The three actors share great onscreen chemistry and at times the film came across as The Outsiders with midget killers, death orbs and parallel universes.
On a technical level Phantasm is rough around the edges, the film sometimes looks as though it was cut with a hatchet. Occassionally actors drift off mic, the ADR is weak, a lot of the time parts of the frame are overexposed and the many headstones that litter the flick are clearly constructed out of some paper mache. Yet it wouldn’t be fair to hold these flaws against the film, for the most part it rises above its small budget and delivers thrills and chills in equal measure.
Fred Myrow’s and Malcolm Seagrave’s cymbal driven synthy, score has a great icy 1970s horror flick feel to it, although it does drift toward an ill advised giallo style funk rock farting towards the end of the film.
Interestingly enough, the directors mom designed the film (and adapted it into a novel in 2005) and she does a great job considering the films modest budget.
The hooded, sharp clawed midgets that attack Mike and Jody are like a cross between one of Cronenberg’s naveless brood children and an evil jawa, while the chrome, flying death-orb that messes up a morgue attendant goodo causing him to piss himself (a shot that got Coscarelli in hot water with the MPAA), reminds one of a smaller version of the evil beach ball from The Prisoner if it had been designed by the yuppies from OCP. The special makeup effects (especially the tall man’s still animated severed finger that seems to leak custard for some reason) have that gooey, splatter-infused Evil Dead charm to them.

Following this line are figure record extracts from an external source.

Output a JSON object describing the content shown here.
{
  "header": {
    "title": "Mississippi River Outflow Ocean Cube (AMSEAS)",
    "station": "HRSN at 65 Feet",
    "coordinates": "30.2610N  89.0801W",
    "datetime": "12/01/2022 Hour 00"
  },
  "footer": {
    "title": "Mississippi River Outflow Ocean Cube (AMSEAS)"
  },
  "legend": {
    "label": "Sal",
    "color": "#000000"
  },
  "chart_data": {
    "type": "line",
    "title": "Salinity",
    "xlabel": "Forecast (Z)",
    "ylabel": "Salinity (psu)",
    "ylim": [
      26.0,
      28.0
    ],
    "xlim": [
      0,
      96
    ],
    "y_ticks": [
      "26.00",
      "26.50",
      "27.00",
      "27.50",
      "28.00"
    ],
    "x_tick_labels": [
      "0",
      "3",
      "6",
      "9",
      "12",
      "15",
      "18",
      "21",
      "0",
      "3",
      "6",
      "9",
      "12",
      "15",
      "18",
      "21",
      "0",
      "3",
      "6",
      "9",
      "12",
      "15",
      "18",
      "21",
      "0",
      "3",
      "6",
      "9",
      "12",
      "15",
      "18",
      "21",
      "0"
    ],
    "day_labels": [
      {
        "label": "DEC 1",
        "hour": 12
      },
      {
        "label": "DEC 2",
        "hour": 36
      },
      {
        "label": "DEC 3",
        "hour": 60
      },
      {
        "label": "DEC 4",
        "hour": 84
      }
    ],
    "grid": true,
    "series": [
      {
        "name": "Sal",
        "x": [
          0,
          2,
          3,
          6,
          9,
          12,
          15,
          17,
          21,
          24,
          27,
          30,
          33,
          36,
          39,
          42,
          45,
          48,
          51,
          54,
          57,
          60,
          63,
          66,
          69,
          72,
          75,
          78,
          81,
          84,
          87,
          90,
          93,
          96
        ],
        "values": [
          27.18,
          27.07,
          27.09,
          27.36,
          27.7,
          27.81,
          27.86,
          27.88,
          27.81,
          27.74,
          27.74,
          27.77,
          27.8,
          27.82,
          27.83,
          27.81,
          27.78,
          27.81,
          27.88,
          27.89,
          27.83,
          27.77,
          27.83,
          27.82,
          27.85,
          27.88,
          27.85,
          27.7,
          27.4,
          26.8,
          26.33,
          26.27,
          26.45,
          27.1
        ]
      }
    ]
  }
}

This is a likeable horror flick, and clearly a labour of love for Coscarelli who produced, directed, shot and edited the film. Interestingly enough, this wasn’t even Coscarelli’s debut feature (his first effort Jim, the World’s Greatest, was produced when he was just nineteen thus making him the youngest director to have a feature distributed by a major studio). Its refreshing to see a film where you actually care about the fate of the protagonists. Now call me old fashioned, but it is welcome and increasingly rare, when you consider the sleazy jock assholes who we are expected to root for in a lot of contemporary horror (think of Hostel or the recent V/H/S [im sorry but I found it hard to get into the film based on the fact that the characters were such jerks that I kinda… ahem…wanted them all to die]). A huge cult fan base has grown around the Phantasm series and it has spawned three sequels, all of which have been directed by Coscarelli. This is no surprise, as there is an endearing charm to the film that renders its moments of horror even more effective.
Although the plot goes a little haywire towards the third act (drawing slightly from a Richard Matheson penned Twilight Zone episode ‘Little girl Lost’) and the final twist is a little bit of a cop out that ends the film on a surprsingly bleak note, Phantasm is still a highly ambitious and strikingly original film that comes recommended.